焦点が合ってくると、すぐそばに自分のではない大きな手のひらがあって、背中にはまるで湯たんぽかと思うような体がくっついていた。そういえば腕枕で寝かされて、寝返りを打ったのかと思い至った。
この手のひらは花道だ。顔を確認しなくても、また昨夜のことがなくても、流川は花道の手を良く覚えている。突然頬が熱くなって、流川は目を閉じた。心音が伝わることを恐れて、慌ててベッドから降りた。
その動きで、花道がモゾモゾと動き、言葉にならない単語を呟いている。もうすぐお昼だった。ずいぶん寝たものだ、と流川は時計を疑った。
「…ルカワ?」
顔を撫でていた流川は、次に衣服の皺を伸ばした。
「…帰る」
「えっ」
花道が勢いよく上半身を起こした。
「あ、の…ルカワ…今日は…」
「……これから用事あるから」
鏡に向かって答える流川の横顔を、花道はじっと見つめた。
「その……デート?」
「……まだデートじゃねーけど」
はっきりと答えてくれるのは嬉しいけれど、オブラートに包まれない言葉に朝から傷ついた。流川が気に入れば、明日からはデートになるのだろう。
ただ、意中の人を誘うのに、誕生日というのは絶好の機会だと、花道にも理解できた。もっと早くに打診しておくべきだったか。それでも、断られそうな気がした。
前の彼も知らないけれど、今度は誰が流川を狙っているのか、非常に気になった。けれど、流川は自分と過ごすよりも、その人との約束を守ろうとしている。
「…じゃー」
一応花道と目を合わせたけれど、もうキスする雰囲気ではなかった。

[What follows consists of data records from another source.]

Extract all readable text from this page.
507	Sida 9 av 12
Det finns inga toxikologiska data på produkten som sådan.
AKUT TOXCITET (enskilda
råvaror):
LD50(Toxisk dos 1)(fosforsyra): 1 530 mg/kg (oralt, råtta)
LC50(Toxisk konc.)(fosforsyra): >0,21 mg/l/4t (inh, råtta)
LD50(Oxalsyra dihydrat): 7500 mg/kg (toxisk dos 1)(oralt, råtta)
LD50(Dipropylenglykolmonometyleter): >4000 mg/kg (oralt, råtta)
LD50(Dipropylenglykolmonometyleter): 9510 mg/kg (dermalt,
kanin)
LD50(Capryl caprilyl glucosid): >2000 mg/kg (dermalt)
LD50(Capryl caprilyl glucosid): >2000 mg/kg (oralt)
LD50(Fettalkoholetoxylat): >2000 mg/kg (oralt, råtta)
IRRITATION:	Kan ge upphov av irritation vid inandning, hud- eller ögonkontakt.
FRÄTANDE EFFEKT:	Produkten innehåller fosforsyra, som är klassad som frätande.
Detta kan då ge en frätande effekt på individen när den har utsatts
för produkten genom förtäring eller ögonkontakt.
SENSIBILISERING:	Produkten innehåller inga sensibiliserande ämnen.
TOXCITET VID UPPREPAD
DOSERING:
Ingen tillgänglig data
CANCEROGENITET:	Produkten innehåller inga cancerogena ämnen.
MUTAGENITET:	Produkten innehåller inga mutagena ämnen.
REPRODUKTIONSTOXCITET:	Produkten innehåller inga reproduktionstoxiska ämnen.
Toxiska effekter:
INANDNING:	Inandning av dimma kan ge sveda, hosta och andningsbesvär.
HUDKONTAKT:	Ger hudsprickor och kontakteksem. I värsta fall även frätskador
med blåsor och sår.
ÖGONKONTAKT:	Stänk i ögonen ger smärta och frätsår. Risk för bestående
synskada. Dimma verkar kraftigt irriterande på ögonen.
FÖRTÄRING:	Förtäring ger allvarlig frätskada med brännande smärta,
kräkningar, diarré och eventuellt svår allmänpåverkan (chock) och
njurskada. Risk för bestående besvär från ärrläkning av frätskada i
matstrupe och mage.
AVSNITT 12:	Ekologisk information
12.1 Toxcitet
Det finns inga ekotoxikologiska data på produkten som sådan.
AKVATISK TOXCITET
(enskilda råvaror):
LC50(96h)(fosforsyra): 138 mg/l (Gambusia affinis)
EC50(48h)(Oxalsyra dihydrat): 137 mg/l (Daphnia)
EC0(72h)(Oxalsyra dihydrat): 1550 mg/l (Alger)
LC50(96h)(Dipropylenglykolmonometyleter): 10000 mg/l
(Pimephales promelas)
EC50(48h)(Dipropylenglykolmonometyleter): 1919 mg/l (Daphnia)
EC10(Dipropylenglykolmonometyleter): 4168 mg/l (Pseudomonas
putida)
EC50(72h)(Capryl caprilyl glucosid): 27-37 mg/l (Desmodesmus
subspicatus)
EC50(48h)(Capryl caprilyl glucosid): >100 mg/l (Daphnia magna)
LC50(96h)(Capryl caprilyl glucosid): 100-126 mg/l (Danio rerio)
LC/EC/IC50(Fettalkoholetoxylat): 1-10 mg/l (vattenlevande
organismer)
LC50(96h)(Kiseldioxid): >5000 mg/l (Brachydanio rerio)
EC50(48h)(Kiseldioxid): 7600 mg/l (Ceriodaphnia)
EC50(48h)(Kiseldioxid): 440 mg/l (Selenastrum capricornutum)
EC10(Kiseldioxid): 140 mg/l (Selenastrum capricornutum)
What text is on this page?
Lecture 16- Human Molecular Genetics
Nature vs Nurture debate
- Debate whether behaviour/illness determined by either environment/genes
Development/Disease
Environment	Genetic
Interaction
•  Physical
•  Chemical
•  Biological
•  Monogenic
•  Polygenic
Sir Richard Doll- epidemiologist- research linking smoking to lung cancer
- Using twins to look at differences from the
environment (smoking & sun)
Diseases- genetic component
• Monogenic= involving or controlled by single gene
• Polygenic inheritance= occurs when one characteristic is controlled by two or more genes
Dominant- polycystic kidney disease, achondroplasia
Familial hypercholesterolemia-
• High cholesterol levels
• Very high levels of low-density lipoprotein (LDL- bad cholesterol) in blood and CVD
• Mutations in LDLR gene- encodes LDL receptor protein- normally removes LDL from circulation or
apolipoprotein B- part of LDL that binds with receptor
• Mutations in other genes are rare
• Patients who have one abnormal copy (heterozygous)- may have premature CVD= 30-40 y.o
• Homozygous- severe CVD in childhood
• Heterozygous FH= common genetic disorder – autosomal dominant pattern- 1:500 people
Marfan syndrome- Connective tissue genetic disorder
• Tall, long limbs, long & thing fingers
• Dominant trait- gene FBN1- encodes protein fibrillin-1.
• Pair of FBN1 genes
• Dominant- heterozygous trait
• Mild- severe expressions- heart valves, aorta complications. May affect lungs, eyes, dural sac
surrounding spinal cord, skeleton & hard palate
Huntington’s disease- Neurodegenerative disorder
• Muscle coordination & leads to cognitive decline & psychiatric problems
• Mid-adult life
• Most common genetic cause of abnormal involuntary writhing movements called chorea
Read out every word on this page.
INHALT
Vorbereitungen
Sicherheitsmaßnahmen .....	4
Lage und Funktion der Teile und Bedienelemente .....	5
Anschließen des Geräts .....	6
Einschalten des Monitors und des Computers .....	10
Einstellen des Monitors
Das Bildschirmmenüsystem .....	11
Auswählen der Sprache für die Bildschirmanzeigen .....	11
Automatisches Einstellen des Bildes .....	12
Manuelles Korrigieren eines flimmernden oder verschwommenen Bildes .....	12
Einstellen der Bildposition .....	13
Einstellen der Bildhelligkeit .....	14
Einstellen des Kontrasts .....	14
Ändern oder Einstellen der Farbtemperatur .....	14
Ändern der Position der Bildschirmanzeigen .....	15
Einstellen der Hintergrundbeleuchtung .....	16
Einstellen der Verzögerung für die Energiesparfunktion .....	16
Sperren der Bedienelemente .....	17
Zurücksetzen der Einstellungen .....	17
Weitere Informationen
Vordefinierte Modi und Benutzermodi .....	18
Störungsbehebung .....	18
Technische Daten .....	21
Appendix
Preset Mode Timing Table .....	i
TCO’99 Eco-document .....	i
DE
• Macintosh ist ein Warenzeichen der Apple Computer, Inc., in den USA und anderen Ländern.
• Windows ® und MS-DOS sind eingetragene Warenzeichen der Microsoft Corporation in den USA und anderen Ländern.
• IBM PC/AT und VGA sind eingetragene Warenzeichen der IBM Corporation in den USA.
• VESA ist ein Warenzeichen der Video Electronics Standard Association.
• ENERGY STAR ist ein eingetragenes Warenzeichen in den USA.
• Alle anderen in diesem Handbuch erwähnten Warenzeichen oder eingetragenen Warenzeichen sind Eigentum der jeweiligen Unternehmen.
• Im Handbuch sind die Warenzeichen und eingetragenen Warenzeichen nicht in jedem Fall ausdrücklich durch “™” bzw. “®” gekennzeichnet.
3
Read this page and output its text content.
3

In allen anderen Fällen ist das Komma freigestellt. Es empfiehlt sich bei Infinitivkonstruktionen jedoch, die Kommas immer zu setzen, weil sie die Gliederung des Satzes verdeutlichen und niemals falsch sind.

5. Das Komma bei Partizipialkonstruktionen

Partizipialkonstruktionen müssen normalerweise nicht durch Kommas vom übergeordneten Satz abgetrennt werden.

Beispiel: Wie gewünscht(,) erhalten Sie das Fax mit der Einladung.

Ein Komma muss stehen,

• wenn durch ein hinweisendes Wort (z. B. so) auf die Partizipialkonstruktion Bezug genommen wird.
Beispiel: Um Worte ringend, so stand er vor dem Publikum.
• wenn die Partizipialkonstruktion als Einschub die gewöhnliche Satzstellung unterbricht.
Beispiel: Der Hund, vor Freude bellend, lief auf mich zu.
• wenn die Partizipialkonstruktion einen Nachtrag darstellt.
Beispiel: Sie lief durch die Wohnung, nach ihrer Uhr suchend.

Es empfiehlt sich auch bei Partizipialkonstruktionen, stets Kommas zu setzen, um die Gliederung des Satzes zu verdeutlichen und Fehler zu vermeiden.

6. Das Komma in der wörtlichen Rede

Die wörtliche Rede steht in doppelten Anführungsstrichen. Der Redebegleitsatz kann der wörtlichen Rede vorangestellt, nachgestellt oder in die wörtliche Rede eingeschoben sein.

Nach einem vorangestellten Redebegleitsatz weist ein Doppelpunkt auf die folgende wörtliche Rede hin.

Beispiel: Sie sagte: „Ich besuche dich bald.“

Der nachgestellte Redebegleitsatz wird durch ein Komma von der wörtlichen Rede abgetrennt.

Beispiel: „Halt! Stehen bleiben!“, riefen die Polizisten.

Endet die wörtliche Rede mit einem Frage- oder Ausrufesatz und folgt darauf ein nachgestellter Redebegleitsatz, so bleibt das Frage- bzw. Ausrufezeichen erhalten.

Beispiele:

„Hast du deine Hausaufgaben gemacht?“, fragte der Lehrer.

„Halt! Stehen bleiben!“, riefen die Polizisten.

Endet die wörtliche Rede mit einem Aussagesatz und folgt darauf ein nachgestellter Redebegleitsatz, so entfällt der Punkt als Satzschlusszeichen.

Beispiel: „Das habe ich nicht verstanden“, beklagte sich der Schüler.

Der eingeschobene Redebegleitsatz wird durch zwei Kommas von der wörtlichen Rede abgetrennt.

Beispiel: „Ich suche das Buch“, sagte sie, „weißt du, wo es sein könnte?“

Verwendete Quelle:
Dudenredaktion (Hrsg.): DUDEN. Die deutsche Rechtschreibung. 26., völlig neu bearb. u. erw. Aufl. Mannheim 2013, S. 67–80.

甘い夜は、夜だけのこと、ということなのだろうか。
花道はもう一度ベッドに倒れ込んだ。
日付が変わる頃に一緒にいることと、誕生日当日にいることと、どちらが幸せだろうか。
以前、花道は似たような状況を流川に対してしてしまったことに気が付いた。
やはり、高校生の花道は、流川にひどいことをしていた。流川が怒るのも無理はないとため息をついた。今の自分のモヤモヤした気持ちを、16歳の流川に味合わせてしまった。
嫌ってはいなかった。確かに好きだった。けれど、優先順位は低かった。今の花道なら、どんな約束があっても、流川に誘われたら何とか都合を合わせたいと行動するだろうと思う。
やっぱり、昔に戻るのは難しいことだと感じる。けれど、新たな関係は結べるのではないか、と花道はまだ心の中で期待した。
花道は、部屋の天井に向かって、独り言を言った。
「ルカワ…誕生日おめでと」
その日、流川は20歳になった。